Kavramlar her döneme göre yeni ve farklı anlamlar kazanabilir. Zaman, onlarda da değişme ve gelişme gösterebilir. Masalın henüz bir terim olmaktan çok, bir sözlük maddesi olarak ele alındığı dönemlerde karşılık olarak verilenler de cümle olmaktan uzak, yakın anlamlı kelimelerin arka arkaya sıralandığı açıklamalar olmuştur (Sakaoğlu, 1999: 1).

Masal kelimesi üzerine çok çeşitli tanımlar söylenmiş ve açıklamalar yapılmıştır. Geçmişi çok eskilere dayanan masallarla ilgili olarak başta lügatler olmak üzere Türk ve yabancı araştırıcılar, değişik tarifler yapmaktadırlar.

Türkçe lügatlerde “masal” kelimesi hakkında çeşitli tarifler vardır. Bu tarifleri zikredecek olursak;

Ahmed Vefik Paşa Lehçe-î Osmanî’de, “masal” maddesinde şöyle demektedir: “Mesel, hala hikâye, dasıtan, menkıbe manasına fıkra ve kaziyeden gayri.” (Sakaoğlu, 2002: 1).

Muallim Naci, Lügatinde “masal”a değil de “mesel”e yer verir: “Dasıtan , kıssa-î meşhure.(Masal) bundan muharreftir.” (Sakaoğlu, 2002: 1).

Kitâb-ı Müntahabât-ı Lügat-î Osmanî müllefi Mustafa Şükrü’nün tarifinde bazı değişik unsurlarda vardır. “Misal” maddesinde şöyle denilmektedir: “Ahlâk ve âdâta müteallik olan kıssa ve hikâye ve rüya ki uykuda görünür gibi mânâsına.” (Sakaoğlu, 2002: 1).

(24)

Şemseddin Sami Kamûs-î Türkî’de “Mesel” maddesinde şu tarifi vermektedir: “Âdâb ve ahlâk ve nasâyihe müteallik küçük hikâye. (Masal bundan galattır).” (Sakaoğlu, 2002: 1).

Mehmed Salâhî’nin tarifi de Şemseddin Sami’ninkine pek yakındır. O da Kamûs-î Osmânî’de “mesel”le ilgili olarak şöyle demektedir: “Dâsıtân, kıssa; (masal) bundan muharreftir.” (Sakaoğlu, 2002: 1).

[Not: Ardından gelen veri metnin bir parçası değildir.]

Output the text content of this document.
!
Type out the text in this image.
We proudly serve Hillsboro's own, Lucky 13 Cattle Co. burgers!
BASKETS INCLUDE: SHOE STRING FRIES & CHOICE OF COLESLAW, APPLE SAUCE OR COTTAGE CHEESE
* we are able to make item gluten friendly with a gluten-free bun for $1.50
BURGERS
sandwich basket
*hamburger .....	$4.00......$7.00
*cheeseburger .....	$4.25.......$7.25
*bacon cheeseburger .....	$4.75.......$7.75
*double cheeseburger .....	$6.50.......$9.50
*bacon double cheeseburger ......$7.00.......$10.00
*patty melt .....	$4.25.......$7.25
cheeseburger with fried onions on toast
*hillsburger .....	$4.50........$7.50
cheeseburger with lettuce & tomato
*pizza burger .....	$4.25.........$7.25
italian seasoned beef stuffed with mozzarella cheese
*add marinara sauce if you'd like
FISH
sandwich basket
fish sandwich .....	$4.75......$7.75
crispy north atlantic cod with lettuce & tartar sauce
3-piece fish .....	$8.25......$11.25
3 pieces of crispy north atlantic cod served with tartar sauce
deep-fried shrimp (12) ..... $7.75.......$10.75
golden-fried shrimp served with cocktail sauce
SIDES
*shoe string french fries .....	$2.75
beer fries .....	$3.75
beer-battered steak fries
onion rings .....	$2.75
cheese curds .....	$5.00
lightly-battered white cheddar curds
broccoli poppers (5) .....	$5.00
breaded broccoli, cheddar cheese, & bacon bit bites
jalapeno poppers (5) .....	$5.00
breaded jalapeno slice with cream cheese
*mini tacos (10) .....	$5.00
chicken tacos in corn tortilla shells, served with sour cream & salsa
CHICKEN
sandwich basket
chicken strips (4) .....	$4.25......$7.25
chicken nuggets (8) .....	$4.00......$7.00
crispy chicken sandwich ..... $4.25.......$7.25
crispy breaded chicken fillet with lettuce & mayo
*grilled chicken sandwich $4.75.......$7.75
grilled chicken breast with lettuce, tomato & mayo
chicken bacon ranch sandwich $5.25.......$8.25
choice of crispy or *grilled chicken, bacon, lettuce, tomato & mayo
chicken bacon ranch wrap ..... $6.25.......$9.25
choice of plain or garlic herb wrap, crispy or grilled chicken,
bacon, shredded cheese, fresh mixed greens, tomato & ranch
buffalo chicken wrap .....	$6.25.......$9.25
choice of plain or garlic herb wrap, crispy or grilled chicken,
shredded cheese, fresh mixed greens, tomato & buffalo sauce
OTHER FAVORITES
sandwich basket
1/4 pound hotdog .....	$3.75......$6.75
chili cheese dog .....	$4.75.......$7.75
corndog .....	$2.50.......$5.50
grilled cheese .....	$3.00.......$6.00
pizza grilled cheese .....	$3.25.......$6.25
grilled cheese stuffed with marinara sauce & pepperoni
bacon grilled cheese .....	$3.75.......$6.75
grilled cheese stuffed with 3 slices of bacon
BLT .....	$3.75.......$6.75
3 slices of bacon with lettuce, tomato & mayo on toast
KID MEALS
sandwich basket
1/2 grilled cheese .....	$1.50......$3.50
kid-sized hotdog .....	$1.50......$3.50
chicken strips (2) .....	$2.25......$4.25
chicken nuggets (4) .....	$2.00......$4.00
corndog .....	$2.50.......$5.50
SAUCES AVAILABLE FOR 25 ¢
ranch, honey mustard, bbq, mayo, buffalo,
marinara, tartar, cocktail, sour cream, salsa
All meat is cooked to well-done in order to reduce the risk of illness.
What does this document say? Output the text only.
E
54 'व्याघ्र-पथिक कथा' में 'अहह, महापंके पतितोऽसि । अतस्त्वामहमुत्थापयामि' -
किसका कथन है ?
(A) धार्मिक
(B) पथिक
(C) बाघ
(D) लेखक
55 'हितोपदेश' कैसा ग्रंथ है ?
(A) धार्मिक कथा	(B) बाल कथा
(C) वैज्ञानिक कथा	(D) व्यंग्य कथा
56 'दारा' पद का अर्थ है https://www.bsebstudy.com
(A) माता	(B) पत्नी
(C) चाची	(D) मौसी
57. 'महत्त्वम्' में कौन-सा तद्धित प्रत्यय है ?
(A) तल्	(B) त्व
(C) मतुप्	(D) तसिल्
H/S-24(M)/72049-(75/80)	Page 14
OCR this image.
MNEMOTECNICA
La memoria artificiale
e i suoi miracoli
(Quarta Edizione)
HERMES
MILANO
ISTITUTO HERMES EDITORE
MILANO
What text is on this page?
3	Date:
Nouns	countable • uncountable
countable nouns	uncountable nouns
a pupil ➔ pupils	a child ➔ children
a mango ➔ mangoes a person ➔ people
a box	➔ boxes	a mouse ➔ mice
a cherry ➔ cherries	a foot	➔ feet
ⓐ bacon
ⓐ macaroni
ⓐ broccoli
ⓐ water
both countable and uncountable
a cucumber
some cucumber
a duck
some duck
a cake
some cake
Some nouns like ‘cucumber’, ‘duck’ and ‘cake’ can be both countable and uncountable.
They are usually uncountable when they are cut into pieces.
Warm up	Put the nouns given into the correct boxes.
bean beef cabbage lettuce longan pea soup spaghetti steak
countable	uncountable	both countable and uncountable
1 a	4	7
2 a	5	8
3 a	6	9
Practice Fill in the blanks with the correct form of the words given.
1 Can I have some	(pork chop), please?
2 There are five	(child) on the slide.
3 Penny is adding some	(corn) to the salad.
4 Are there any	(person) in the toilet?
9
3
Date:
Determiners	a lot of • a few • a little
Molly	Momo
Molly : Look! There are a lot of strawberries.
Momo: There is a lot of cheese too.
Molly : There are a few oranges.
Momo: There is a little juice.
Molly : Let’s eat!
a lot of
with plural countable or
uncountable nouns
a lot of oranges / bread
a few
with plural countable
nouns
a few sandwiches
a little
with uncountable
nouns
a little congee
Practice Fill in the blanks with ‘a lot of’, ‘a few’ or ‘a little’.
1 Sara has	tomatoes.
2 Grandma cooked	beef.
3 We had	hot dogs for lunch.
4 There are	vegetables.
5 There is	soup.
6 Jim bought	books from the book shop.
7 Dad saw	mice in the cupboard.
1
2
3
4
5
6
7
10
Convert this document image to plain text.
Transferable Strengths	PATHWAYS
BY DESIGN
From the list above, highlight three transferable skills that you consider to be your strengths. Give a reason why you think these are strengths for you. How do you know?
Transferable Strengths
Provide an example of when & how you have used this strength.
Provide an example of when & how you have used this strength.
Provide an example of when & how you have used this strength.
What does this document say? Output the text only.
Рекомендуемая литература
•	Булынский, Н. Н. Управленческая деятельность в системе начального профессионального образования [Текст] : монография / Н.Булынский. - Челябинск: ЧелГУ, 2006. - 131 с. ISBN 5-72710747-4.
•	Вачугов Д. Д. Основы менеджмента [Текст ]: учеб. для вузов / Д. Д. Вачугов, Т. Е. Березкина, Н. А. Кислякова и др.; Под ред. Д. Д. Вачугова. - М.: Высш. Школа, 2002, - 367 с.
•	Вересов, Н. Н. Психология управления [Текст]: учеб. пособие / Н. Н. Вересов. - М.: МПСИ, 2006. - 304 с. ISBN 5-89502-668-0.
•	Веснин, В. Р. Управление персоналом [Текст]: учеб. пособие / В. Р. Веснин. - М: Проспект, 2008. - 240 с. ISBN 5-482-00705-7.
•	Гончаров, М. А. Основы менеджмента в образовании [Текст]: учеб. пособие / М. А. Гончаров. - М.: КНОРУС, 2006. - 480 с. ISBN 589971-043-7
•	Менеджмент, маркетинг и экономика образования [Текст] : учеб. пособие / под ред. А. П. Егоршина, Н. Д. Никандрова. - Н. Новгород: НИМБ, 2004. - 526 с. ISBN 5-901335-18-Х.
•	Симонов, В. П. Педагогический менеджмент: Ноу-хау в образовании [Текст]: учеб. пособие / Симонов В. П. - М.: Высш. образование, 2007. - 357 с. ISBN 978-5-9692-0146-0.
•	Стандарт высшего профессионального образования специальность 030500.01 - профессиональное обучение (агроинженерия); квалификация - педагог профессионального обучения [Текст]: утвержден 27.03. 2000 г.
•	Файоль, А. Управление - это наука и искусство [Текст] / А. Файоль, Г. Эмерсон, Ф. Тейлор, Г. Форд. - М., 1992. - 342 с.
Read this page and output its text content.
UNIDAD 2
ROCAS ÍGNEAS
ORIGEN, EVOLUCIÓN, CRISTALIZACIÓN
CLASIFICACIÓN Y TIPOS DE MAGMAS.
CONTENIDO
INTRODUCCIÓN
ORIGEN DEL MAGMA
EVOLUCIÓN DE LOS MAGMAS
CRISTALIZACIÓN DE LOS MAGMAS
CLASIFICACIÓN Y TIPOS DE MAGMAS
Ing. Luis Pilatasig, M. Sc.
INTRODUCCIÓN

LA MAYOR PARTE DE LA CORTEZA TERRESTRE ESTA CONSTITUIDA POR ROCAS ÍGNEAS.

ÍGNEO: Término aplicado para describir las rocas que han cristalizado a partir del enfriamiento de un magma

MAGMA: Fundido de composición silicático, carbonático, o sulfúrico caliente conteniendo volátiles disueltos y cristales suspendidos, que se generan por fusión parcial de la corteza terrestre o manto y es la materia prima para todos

Lâtin harflerinin kabulünden sonra neşredilen bazı mühim lügatlerdeki tarifleri de şöyle sıralayabiliriz:

Hüseyin Kâzım Kadri Türk Lügati’nde “masal”ı şöyle tarif etmektedir: “Arapça mesel, emsâl muharrefi; hikâye, menkıbe, destan.” (Sakaoğlu, 2002: 2).

Türk Dil Kurumu’nun çıkardığı Türkçe Sözlük’ün “masal” maddesi şöyledir: “Çocuklara anlatılan ve çoğu olağanüstü olayla süslenmiş bulunan ilgi çekici hikâye.” (Sakaoğlu, 2002: 2).

Masal, Temel Türkçe Sözlükte; “çocuklara anlatılan, çoğu insanlarla ilgili, olağan ve olağan dışı hadiselere dayanan, öğüt verici hikâye” olarak tanımlanmaktadır (Temel Türkçe Sözlük, 1986: 830).

Ferit Devellioğlu’nun Osmanlıca-Türkçe Ansiklopedik Lügat’inde “mesel” maddesi şöyledir: “Terbiye ve ahlâka faydalı, yararlı olan hikâye.” (Sakaoğlu, 2002: 2).

Türkçe lügat hazırlayan iki yabancının da masalla ilgili tarifleri şöyledir: F. Wilhelm Radloff, “masal”ın Arapça “mesel”den geldiğini kaydettikten sonra “hikâye, fabl” demektedir (Sakaoğlu, 2002: 2).

Adıyla anılan lügatin hazırlayıcısı Bianchi ise “masal” için “düzme” demektedir (Sakaoğlu, 2002: 2).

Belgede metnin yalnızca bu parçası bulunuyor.